Educators from across the state are uniting to speak out against the controversial STAAR that they say could cost many kids a chance at college.
Four North Texas area superintendents met in Justin, Texas, at Northwest ISD offices Wednesday to speak out against the standardized tests, what they call "high-stakes testing" in public schools.
The State of Texas Assessments of Academic Readiness was first introduced to Texas schools in 2012 and the testing regime features 15 core-subject exams. The standardized tests are the latest step in a nearly 20-year push to improve student scores and college preparedness.
Northwest ISD Superintendent Karen Rue explained that the state’s standardized tests have evolved from very simple “one-step to solution questions” to the STAAR, which will often require students complete a five-step process for math questions.
Keller ISD Superintendent Randy Reid gave the example that students would need to use a graph, reason its use in the question, solving the problem, then interpret the results, etc.
“It’s almost unanimous, if not unanimous across the state, that superintendents will tell you we need to see a transition from this,” said Reid.
The superintendents say the challenge and accountability created by this is great for students and the gradual increase in difficulty has yielded results, but they say it’s gone too far with STAAR.

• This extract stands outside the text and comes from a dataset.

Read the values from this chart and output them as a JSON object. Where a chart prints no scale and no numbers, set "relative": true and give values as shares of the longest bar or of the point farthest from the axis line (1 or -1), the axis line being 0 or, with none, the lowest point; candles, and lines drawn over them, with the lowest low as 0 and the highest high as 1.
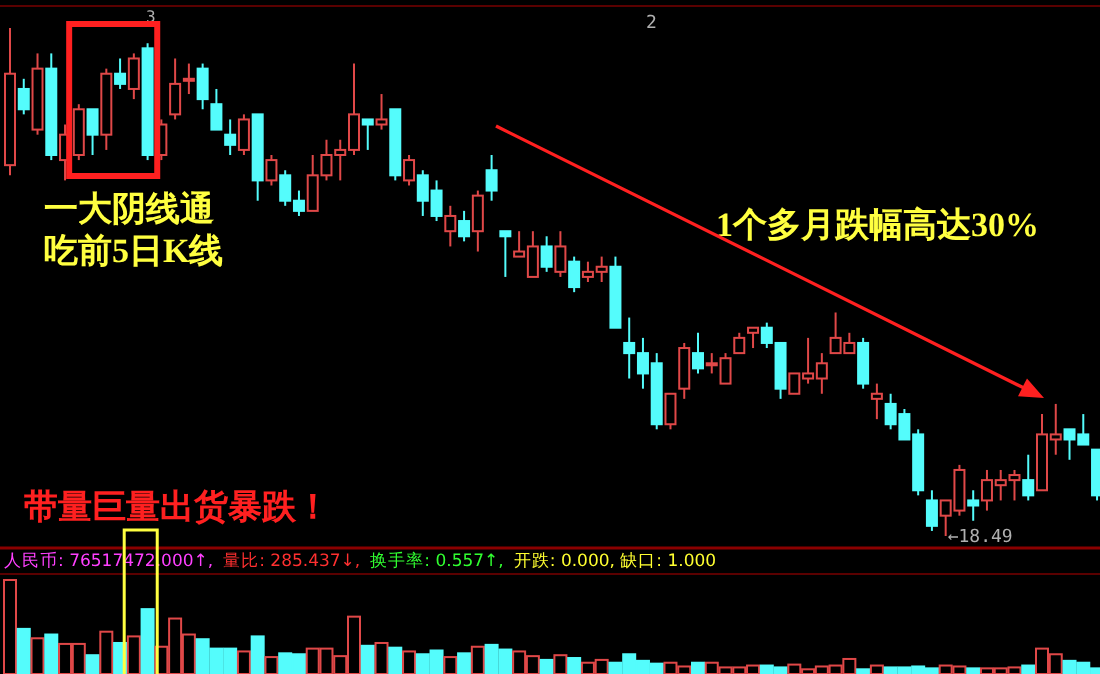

“A good idea went too far,” said Rue.
Birdville ISD Superintendent Darrell Brown told the group that the scores of the 15 tests taken throughout a student’s academic career are accumulated and in the end must reach one of three total levels: minimum, recommended, or distinguished.
The minimum level was described by the superintendents though as “failing better” because attaining poor scores will often make a student’s cumulative score rank below the requirement to graduate; thus ineligible to attend a four-year university in the state. Failing one test or underscoring on one test can easily cause a student to fall within that range as well.
The North Texas superintendents say the time that goes into the tests and the importance placed on them are core problems.
Rue said the STAAR system could essentially ruin a student’s chance at college, scholarships and a strong start at their future all because of one bad test.
“It turns the purpose of education into testing, and that’s not education,” Rue said. "We all believe that there's an appropriate way to use this type of assessment and this type of measurement, but we just believe we've gone beyond that and now it's the tail wagging the dog.”
For now educators across the state urge the Legislature to find a better method. The group says there are bills in both chambers that would provide strong alternatives. They add that if an alternative isn’t found soon they believe the backlash of this “over-testing” will start to show in students across the state.
“We usually find the best way to get over the hump,” said Reid. “But we won’t be able to find a way fast enough with this one.”